I've enjoyed S.M. Stirling's writing before, but this book is the start of a new series. The Shadowspawn have some of the characteristics of vampires, but they are *not* vampires, having none of the traditional vampire weaknesses and only a few of the vampire powers (while most of them do bite humans and drink their blood, they don't have to- they just prefer to. Nor must they avoid sunlight, crosses or stakes. In truth, they are an offshoot of humanity (or vice-versa) with specific powers they made stronger by breeding. You can't become a Shadowspawn if you aren't one- not even by being bitten, and most of them seem to rely on manipulation to control people.

Adrian, of course, is unlike most of the Shadowspawn in that he treats humans like humans, rather than something less just because they don't have the powers and abilities he does. His sister, Adrienne, while coming off as quite evil next to Adrian, is somewhere in the middle compared to those older Shadowspawn on her own side, who want to destroy the entire human race. Or maybe she's more evil because she wants to keep some humans to play with like toys- just as she does her Lucies. It's through Ellen that the story explains the world of the Shadowspawn, allowing large sections of the novel to be almost pure exposition on what human life is like working for, or being a toy of the Shadowspawn, and it's a pretty grim picture.

If you are human, you fall into two roles: tool (Renfield, or someone who provides a service, like bringing the Shadowspawn disposable humans as slaves) or toy/sex object (Lucies). And even if you don't work for the Shadowspawn, you are still part of their plot- they control every human government, causing wars, the better to exterminate the humans they view as annoying cattle or insects.

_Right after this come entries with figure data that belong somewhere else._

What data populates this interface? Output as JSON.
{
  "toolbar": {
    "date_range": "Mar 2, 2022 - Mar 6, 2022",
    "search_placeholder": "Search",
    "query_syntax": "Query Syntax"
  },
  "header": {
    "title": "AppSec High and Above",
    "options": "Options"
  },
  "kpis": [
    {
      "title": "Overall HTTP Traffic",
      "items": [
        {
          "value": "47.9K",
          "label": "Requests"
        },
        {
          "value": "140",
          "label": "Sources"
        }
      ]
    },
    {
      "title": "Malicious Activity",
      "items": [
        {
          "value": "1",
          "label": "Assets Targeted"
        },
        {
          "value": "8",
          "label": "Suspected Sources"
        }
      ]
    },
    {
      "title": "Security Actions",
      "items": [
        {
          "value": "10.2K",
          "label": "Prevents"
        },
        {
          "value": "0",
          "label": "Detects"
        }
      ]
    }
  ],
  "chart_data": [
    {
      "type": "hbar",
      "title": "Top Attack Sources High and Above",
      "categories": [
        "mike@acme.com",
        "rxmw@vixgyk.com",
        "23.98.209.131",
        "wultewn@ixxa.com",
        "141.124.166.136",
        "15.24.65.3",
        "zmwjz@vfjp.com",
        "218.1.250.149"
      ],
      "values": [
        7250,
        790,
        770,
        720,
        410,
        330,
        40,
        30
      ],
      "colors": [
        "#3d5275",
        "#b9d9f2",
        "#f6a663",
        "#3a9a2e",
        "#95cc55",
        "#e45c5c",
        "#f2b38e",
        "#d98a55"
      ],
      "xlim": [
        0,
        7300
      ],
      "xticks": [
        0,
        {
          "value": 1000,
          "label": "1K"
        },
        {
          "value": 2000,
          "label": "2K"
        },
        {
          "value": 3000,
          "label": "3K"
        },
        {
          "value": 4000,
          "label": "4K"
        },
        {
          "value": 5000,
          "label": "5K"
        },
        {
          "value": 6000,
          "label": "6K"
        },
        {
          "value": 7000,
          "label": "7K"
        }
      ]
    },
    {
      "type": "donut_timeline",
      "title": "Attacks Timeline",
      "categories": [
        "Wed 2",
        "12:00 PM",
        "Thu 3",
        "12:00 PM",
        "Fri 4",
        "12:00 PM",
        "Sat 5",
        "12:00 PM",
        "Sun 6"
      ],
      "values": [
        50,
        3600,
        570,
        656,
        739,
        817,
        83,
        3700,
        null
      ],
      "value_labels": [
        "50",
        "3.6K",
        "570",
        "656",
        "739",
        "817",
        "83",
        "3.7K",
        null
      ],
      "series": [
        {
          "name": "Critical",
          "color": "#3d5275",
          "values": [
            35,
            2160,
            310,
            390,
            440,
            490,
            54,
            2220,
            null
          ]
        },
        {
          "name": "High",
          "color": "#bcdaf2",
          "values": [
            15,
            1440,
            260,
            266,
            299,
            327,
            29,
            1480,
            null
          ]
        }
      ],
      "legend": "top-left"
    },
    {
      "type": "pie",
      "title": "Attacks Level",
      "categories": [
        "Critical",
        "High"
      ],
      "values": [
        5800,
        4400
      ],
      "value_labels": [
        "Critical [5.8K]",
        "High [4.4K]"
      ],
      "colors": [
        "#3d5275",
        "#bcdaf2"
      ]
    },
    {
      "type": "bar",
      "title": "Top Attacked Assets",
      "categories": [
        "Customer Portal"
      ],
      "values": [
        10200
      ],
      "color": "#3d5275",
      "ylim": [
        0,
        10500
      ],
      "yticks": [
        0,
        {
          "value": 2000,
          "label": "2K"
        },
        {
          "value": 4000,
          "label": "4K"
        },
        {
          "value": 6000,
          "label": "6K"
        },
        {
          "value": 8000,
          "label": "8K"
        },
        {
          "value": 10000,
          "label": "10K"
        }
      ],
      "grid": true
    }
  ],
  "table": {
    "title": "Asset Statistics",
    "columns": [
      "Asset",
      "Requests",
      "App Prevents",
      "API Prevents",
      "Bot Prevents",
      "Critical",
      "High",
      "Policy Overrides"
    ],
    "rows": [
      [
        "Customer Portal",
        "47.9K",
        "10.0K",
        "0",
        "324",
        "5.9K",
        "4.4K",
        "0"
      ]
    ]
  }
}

While this novel is uncomfortable to read when you attempt to imagine yourself living in such a world, it's an extremely well-realized world and it wouldn't take a lot to imagine their world being our world. Thankfully it isn't. And the ending makes me think that we'll be hearing from Ellen and Adrian... and Adrienne, in the future. Probably very soon. I enjoyed this book a lot, and it made me think, and cheer for Ellen and Adrian. I hope we will soon see more Shadowspawn novels and meet Shadowspawn on both sides of their conflict. Recommended.